The awards are the first since Wintershall and DEA merged in 2019 and signal a confidence that the combined company can make the most of new acreage and deliver value for Norway.
“We have been awarded licenses in all three areas on the Norwegian Continental Shelf, both near existing fields, and in under-explored areas. The licenses have varied geology and are widely spread geographically, providing us with very good exploration opportunities. This also shows that the authorities have faith in our ability to turn new discoveries into production. We look forward to satisfy their expectations,” said Alv Solheim, Managing Director of Wintershall Dea Norge.
Wintershall Dea Norge is one of the largest license holders on the shelf. This latest award will grow the portfolio to over 100 licenses, and underpins that Norway is one of Wintershall Dea’s core areas for growth.
“Both of our legacy companies have a long history exploring and producing oil and gas on the Norwegian Continental Shelf. With the merger, the country has become even more important for us and will continue to be a crucial area for exploration and investment for the years and decades to come. Having a share in exciting exploration acreage is the cornerstone of our organic growth strategy in the country,” said Hugo Dijkgraaf, CTO and Member of the Executive Board of Wintershall Dea.
Strategic fit in key exploration areas
One of the newly awarded licenses is in the Q35 Area of the North Sea, where Wintershall Dea already operates the Vega field and is currently developing the Nova field as operator. Both fields are subsea tiebacks to the Gjoa field, in which Wintershall Dea has a 28% interest. The other North Sea licenses are located close to the Wintershall Dea operated Brage field, the Snorre field, where Wintershall Dea has an 8.6% interest, and the Edvard Grieg field, where Wintershall Dea has a 15% interest.
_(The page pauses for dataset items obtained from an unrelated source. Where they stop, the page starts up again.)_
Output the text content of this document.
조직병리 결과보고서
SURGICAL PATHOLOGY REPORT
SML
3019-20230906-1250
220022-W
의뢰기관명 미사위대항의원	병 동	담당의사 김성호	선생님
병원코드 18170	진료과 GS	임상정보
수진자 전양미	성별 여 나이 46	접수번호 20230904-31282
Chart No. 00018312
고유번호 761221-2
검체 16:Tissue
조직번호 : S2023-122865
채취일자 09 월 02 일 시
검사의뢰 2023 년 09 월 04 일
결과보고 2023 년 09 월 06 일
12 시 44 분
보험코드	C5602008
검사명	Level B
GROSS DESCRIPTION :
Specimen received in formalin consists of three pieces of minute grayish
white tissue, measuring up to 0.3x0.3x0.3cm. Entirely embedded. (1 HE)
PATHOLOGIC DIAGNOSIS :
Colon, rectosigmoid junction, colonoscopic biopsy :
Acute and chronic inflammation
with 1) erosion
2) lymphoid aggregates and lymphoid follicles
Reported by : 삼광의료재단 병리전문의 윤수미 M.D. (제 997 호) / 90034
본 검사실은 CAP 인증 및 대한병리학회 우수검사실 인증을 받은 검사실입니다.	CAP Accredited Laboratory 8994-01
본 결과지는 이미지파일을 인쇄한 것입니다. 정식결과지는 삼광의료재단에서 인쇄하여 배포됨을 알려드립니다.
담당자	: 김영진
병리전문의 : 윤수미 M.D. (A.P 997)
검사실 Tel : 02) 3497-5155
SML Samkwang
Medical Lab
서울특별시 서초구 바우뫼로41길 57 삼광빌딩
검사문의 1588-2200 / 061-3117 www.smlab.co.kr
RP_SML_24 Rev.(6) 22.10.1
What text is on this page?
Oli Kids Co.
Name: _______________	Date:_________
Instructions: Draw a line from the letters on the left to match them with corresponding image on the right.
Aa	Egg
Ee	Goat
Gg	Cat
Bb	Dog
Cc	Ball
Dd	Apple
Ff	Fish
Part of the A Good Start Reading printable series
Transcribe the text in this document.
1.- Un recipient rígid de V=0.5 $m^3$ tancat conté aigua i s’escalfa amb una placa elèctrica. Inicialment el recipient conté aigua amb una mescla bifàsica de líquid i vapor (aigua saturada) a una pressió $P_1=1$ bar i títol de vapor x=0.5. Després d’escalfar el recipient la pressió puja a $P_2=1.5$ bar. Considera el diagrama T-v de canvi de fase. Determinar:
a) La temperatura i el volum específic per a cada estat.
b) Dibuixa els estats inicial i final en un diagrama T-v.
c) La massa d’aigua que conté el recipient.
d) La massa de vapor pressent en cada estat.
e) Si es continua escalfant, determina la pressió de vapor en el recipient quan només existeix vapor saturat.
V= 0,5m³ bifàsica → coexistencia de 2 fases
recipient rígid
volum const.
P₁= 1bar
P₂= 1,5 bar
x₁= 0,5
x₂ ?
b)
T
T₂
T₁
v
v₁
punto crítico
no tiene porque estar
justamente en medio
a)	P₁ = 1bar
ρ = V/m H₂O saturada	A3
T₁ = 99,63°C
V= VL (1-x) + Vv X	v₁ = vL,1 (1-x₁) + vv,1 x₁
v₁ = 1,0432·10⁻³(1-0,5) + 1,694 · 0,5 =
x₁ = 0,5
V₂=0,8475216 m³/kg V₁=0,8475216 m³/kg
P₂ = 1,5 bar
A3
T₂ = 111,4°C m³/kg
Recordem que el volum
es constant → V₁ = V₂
In the Norwegian Sea three of the new licenses support Wintershall Dea’s exploration strategy in the Voring Basin, where the company has a 24% interest in the Aasta Hansteen field and is operator of the Balderbra discovery in PL 894. The other Norwegian Sea license is located in a newly opened area in the More Basin in the southwestern part of the sea.
In the Barents Sea Wintershall Dea has been awarded a 30% interest in the PL 609 D license, which secures the full extent of the Alta oil and gas discovery in PL 609.
“In applying for these licenses, we have taken a holistic approach to our operations on the shelf, seeking out acreage with promising prospectivity, and with the potential to add value to our existing portfolio. The awarded licenses increase our footprint on the Norwegian Continental Shelf, creating opportunities for exploration in areas where we believe we can turn discoveries into producing fields,” said Michael Zechner, Senior Vice President for Exploration at Wintershall Dea.
The Ministry awarded a total of 69 licenses to 28 companies in the APA 2019 licensing round. The round comprises blocks in predefined areas in the North Sea, the Norwegian Sea and the Barents Sea. In total, 33 companies applied for blocks.